Epsilon Aurigae (eps Aur hereafter) is a single line spectroscopic eclipsing binary star system on which was the subject of my Ph.D. dissertation. The system is thought to be composed of an F-type supergiant and a B-type companion surrounded by a disk of opaque material of unknown composition.

Although this system is bright (V = 3.0) and has been known since antiquity, it did not receive much attention until it was discovered to have dimmed by nearly 50% in 1821. Since then, photometric and spectroscopic monitoring have revealed that the system is a eclipsing binary with a 27.1 year orbit. The system is classified as SB1 (single line spectroscopic binary) because only one of stars in the system is detectable.

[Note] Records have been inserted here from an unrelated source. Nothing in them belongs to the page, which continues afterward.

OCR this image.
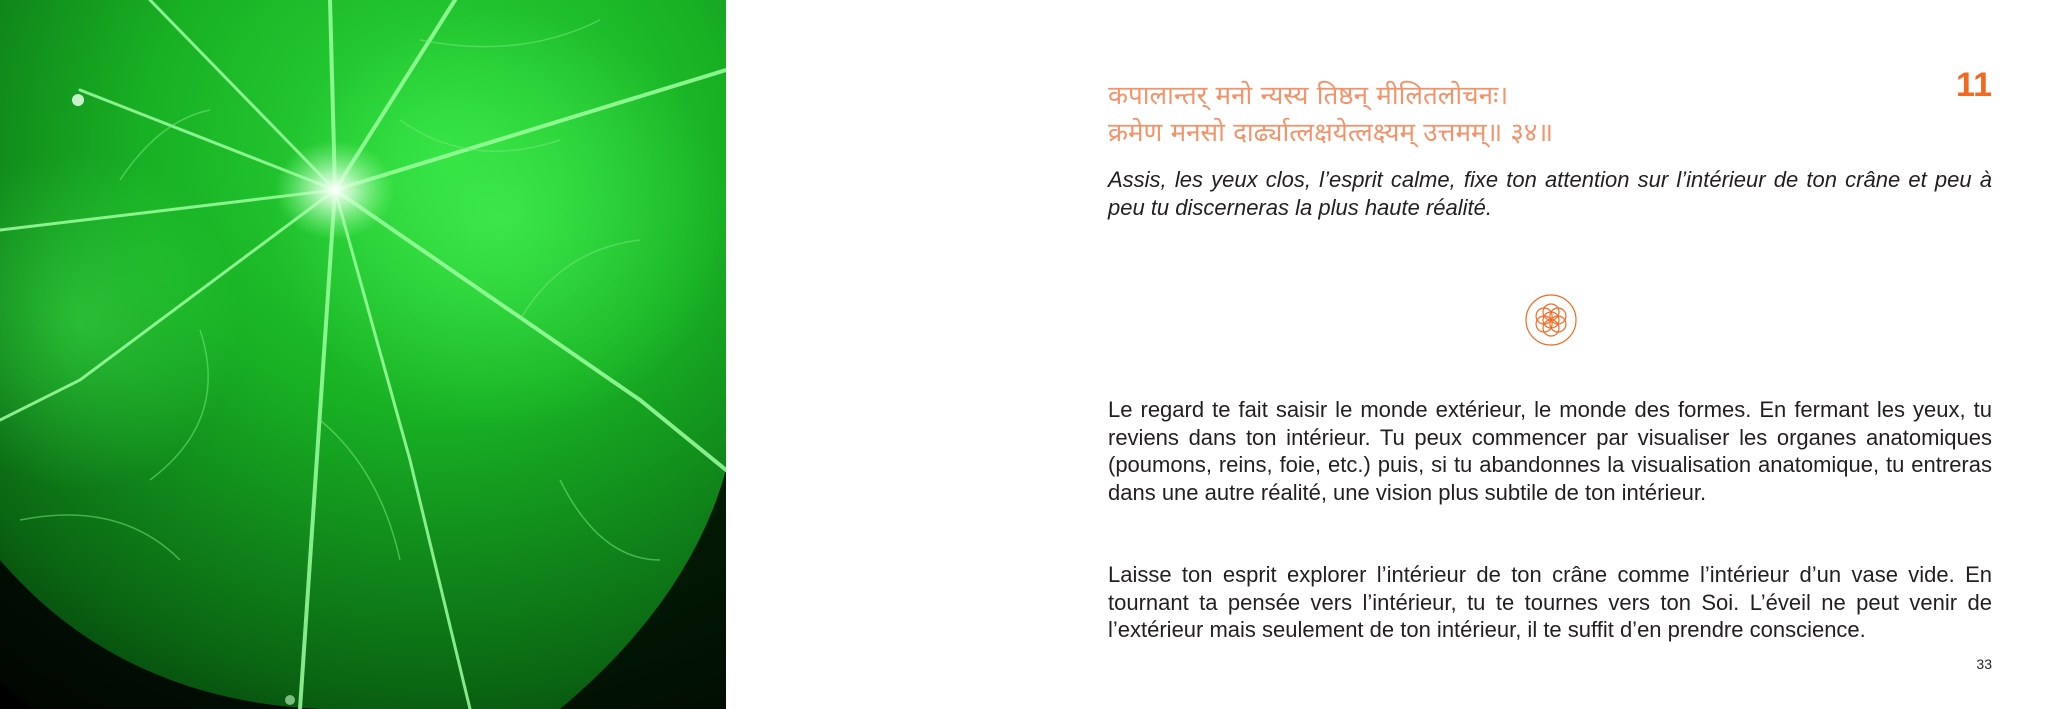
कपालान्तर् मनो न्यस्य तिष्ठन् मीलितलोचनः।
क्रमेण मनसो दार्ढ्यात्लक्षयेत्लक्ष्यम् उत्तमम्॥ ३४॥
11
Assis, les yeux clos, l’esprit calme, fixe ton attention sur l’intérieur de ton crâne et peu à peu tu discerneras la plus haute réalité.
Le regard te fait saisir le monde extérieur, le monde des formes. En fermant les yeux, tu reviens dans ton intérieur. Tu peux commencer par visualiser les organes anatomiques (poumons, reins, foie, etc.) puis, si tu abandonnes la visualisation anatomique, tu entreras dans une autre réalité, une vision plus subtile de ton intérieur.
Laisse ton esprit explorer l’intérieur de ton crâne comme l’intérieur d’un vase vide. En tournant ta pensée vers l’intérieur, tu te tournes vers ton Soi. L’éveil ne peut venir de l’extérieur mais seulement de ton intérieur, il te suffit d’en prendre conscience.
33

In 1912 Henry Norris Russel published the first analytic methods for binary star analysis and applied it to epsilon Aurigae. The result was quite interesting: the system should be composed of two nearly equal mass stars, but yet only one was visible. Several theories were proposed to explain this perplexing result, but it was not until 1965 that Su-Shu Huang proposed that the other star may not be visible because it was surrounded by a disk of opaque material.

During the 1983 and 2009 eclipses observation campaigns were organized and data collected. Many of the results are summarized in subsequent publications which can be found on ADS. In particular, the 1985 eclipse has conference proceedings. The 2009 eclipse has a special edition of the JAAVSO.

The 2009-2011 eclipse also featured a website which was operated by Jeffrey Hopkins until late 2012 when he transferred the contents to me. The content of this directory largely originates from the original campaign website with some modifications and updates as needed.